Concepedia

TLDR

Dietary change is key to maintaining food security, improving health, and reducing environmental impacts amid rising populations, resource scarcity, and climate change, especially in developed countries. The study models the food availability and environmental impacts of shifting the average Australian diet to two healthy patterns: a mixed diet with animal and plant foods, and a plant‑based diet with only plant foods. Both diets were built per Australian Dietary Guidelines and four sustainability principles, assuming domestic supply where possible and exporting surplus, and their impacts on food availability, water, land, GHG, fuel, energy, and fertilizer use were compared. The plant‑based diet yielded the best overall environmental and food availability outcomes but faced fertilizer and land constraints; overall dietary shifts had minimal effect on the Australian agricultural sector and economy, underscoring the need for production and sectoral changes.

Abstract

Dietary change has been suggested as a key strategy to maintain food security, improve health and reduce environmental impacts in the face of rising populations, resource scarcity and climate change impacts, particularly in developed countries. This paper presents findings from a quantitative modelling analysis of food availability and environmental implications of shifting the current average Australian dietary pattern to one of two alternative, healthy dietary patterns, the ‘healthy mixed diet’, with a mixture of animal and plant foods, and the ‘healthy plant-based diet’, with only plant foods.
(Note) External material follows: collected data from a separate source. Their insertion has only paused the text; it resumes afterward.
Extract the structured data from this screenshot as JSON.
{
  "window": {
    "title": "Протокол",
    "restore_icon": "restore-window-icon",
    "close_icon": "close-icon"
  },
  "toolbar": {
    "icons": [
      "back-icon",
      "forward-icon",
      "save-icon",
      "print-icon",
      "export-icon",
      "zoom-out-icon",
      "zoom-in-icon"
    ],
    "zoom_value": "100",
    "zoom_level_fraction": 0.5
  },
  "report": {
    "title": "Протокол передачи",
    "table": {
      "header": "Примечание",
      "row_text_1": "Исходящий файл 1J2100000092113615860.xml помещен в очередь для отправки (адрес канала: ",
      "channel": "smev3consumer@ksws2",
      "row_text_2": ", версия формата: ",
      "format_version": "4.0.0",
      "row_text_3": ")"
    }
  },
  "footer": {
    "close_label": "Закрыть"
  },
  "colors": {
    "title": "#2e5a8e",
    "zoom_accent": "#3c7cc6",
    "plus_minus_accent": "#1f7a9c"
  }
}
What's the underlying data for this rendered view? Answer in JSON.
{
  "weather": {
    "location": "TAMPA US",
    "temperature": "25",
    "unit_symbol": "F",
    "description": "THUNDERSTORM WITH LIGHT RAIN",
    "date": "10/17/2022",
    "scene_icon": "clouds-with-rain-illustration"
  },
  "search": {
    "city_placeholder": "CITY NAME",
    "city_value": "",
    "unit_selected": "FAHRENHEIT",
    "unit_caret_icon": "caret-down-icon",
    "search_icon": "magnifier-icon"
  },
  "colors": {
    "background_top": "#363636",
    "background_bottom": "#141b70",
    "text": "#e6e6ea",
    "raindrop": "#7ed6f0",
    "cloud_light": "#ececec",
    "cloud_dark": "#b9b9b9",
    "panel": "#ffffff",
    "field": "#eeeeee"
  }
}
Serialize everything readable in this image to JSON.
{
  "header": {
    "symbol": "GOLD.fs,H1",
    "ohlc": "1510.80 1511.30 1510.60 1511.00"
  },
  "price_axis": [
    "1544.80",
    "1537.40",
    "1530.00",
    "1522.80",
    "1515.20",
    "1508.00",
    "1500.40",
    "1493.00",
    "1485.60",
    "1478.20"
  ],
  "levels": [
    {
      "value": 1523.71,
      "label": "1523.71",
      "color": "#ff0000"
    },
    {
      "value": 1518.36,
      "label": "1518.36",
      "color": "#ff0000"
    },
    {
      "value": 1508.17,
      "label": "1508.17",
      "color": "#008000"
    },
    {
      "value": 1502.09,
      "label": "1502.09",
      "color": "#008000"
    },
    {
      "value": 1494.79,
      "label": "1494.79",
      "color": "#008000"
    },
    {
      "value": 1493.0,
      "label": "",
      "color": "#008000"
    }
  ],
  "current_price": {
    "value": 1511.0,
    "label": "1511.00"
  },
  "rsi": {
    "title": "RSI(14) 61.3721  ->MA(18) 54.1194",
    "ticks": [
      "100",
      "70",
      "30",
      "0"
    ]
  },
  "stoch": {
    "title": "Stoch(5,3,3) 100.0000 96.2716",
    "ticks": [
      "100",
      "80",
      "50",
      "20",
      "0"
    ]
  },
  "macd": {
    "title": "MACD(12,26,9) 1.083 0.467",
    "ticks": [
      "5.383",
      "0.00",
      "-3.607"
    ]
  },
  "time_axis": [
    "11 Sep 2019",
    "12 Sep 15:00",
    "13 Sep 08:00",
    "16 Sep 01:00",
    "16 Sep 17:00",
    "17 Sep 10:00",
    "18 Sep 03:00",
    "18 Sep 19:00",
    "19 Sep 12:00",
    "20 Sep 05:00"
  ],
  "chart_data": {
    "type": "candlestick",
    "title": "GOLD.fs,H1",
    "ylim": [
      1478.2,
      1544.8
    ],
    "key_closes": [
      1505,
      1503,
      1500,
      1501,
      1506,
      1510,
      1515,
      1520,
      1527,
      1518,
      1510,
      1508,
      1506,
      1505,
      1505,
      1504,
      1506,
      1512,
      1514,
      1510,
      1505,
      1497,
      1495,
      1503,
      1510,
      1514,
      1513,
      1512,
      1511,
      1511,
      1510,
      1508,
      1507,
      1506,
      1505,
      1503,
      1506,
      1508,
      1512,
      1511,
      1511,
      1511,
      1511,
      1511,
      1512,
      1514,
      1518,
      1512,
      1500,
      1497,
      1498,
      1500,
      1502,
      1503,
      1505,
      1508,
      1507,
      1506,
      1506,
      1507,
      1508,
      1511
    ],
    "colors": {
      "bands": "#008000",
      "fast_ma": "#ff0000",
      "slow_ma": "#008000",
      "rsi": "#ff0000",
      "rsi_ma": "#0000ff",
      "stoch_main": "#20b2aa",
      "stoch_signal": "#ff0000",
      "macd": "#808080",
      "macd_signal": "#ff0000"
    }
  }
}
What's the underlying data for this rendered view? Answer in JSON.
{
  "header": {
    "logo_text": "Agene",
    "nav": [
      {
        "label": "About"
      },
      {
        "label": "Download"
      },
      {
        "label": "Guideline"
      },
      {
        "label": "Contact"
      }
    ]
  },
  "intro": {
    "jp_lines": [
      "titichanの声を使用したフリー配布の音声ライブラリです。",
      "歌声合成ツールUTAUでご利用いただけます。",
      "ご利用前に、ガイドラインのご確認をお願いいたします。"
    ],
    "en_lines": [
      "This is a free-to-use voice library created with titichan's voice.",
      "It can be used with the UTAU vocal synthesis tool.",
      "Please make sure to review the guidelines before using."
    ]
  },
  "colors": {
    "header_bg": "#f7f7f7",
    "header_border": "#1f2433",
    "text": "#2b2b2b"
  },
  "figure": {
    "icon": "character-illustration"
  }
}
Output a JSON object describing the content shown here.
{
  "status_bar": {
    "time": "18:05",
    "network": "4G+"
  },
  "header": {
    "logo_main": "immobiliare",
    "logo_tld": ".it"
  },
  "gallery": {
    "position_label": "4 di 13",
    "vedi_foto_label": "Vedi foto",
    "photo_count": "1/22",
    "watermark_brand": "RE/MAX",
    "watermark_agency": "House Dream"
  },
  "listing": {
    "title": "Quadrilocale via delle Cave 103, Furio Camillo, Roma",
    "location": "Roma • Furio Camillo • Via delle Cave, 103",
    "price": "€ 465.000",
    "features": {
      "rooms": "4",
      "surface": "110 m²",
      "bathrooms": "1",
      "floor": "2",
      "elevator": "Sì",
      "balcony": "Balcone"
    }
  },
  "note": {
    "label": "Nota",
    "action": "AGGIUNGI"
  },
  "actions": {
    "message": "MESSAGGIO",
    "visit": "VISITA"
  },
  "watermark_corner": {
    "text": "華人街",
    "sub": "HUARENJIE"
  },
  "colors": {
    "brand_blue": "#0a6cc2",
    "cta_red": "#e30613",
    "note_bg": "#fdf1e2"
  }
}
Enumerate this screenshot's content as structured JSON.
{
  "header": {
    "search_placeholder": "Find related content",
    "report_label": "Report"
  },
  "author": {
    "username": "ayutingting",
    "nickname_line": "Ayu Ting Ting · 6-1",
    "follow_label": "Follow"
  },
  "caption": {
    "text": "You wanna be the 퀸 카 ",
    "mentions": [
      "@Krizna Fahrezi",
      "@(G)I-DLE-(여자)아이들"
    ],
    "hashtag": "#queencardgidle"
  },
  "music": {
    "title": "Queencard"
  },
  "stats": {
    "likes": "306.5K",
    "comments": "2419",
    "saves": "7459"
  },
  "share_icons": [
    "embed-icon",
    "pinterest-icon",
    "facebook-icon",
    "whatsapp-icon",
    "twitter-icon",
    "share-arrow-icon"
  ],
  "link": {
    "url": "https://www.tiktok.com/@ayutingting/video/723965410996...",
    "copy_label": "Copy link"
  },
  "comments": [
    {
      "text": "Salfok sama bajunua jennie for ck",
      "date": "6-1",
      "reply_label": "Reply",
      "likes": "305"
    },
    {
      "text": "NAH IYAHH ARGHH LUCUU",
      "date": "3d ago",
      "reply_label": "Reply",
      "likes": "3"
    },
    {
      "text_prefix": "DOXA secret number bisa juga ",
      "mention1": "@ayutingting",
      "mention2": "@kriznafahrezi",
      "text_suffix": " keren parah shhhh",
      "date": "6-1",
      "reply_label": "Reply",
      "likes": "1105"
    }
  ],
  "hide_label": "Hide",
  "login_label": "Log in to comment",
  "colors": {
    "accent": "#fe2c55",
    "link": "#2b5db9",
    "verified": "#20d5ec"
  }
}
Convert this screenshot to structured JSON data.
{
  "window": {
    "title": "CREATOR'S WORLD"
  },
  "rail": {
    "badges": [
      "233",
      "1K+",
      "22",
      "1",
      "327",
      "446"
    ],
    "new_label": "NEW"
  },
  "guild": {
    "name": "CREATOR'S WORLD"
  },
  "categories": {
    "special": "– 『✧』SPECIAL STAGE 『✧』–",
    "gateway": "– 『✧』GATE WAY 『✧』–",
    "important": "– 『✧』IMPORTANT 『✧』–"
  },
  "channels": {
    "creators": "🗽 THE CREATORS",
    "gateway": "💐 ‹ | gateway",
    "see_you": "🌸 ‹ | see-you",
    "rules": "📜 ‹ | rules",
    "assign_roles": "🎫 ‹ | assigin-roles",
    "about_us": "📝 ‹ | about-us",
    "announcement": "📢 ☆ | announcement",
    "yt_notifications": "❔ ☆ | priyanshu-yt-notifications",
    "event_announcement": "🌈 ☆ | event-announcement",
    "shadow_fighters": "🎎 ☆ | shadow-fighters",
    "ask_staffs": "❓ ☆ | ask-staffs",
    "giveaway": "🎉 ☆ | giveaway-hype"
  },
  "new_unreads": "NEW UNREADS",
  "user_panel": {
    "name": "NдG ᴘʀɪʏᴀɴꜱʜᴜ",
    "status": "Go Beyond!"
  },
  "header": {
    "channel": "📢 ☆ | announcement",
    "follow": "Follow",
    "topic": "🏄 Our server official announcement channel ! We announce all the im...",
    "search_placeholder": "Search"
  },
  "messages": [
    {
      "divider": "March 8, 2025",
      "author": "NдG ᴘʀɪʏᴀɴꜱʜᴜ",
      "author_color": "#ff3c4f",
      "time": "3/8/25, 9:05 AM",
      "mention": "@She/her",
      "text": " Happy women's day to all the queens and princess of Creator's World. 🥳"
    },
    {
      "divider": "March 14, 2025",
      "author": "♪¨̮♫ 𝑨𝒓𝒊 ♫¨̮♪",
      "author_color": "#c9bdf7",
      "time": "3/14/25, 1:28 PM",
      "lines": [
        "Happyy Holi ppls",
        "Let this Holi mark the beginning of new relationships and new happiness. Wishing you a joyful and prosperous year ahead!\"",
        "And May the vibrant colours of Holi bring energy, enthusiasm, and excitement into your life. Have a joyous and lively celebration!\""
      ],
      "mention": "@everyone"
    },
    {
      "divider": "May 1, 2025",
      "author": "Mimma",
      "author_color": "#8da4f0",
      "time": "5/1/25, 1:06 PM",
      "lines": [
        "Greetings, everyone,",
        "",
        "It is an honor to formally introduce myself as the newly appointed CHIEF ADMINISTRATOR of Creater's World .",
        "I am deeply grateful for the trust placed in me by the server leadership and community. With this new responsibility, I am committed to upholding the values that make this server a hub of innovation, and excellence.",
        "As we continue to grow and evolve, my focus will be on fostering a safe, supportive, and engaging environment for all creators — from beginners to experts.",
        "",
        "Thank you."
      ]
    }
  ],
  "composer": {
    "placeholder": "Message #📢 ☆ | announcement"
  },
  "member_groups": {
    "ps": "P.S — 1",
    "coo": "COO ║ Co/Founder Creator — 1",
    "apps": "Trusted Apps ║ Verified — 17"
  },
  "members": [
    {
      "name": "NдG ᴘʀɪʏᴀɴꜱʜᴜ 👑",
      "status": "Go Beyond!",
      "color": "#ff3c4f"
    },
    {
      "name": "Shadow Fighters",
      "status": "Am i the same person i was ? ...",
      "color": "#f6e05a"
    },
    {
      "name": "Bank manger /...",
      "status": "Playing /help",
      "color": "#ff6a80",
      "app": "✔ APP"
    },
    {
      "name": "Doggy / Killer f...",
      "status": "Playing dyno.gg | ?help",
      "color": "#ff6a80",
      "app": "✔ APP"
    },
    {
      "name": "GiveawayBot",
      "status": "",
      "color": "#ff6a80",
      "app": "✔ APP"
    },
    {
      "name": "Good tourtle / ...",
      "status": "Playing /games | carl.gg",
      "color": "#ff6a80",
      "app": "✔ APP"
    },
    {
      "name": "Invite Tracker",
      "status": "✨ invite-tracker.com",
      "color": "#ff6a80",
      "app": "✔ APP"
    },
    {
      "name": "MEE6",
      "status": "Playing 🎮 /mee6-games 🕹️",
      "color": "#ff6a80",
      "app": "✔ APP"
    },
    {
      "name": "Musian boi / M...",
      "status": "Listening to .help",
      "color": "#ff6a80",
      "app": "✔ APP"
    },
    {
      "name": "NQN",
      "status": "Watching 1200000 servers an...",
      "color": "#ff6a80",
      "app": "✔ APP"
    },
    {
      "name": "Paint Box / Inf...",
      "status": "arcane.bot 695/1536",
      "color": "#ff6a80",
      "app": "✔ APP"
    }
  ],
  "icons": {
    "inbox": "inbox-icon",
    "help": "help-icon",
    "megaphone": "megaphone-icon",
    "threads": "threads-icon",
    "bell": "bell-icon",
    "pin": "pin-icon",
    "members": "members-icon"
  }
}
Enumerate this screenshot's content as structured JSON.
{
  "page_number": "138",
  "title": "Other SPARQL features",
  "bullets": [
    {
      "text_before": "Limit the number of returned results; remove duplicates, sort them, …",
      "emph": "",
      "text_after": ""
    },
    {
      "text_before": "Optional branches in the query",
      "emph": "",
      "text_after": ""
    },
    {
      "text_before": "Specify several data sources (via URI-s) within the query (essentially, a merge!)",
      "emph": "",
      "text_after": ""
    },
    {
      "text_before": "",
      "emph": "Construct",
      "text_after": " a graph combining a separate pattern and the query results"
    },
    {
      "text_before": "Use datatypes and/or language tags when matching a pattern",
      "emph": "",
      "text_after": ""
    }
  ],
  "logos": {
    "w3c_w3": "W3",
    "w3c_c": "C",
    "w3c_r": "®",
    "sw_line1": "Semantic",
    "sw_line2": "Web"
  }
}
Both were constructed in accordance with the Australian Dietary Guideline recommendations, and four sustainability principles: Avoiding over-consumption, reducing intake of discretionary foods, reducing animal products, and reducing food waste. It was assumed that all food was provided domestically where possible, and export of foods only occurred when there was a surplus to domestic requirements. The authors compared the impacts of each dietary pattern on direct food availability, water use, land use, greenhouse gas emissions, fuel and energy use and fertiliser use. The plant-based diet had the best overall environmental and direct food availability outcomes, however had key vulnerabilities in terms of fertiliser and cropping land availability. For the agricultural sector overall, changes in diet had little effect on environmental impact due to the amount and nature of Australian exports, indicating that changes to production methods are also necessary. Likewise, changing diets had little effect on the existing environmentally intensive Australian economy, indicating that changes to other sectors are also necessary.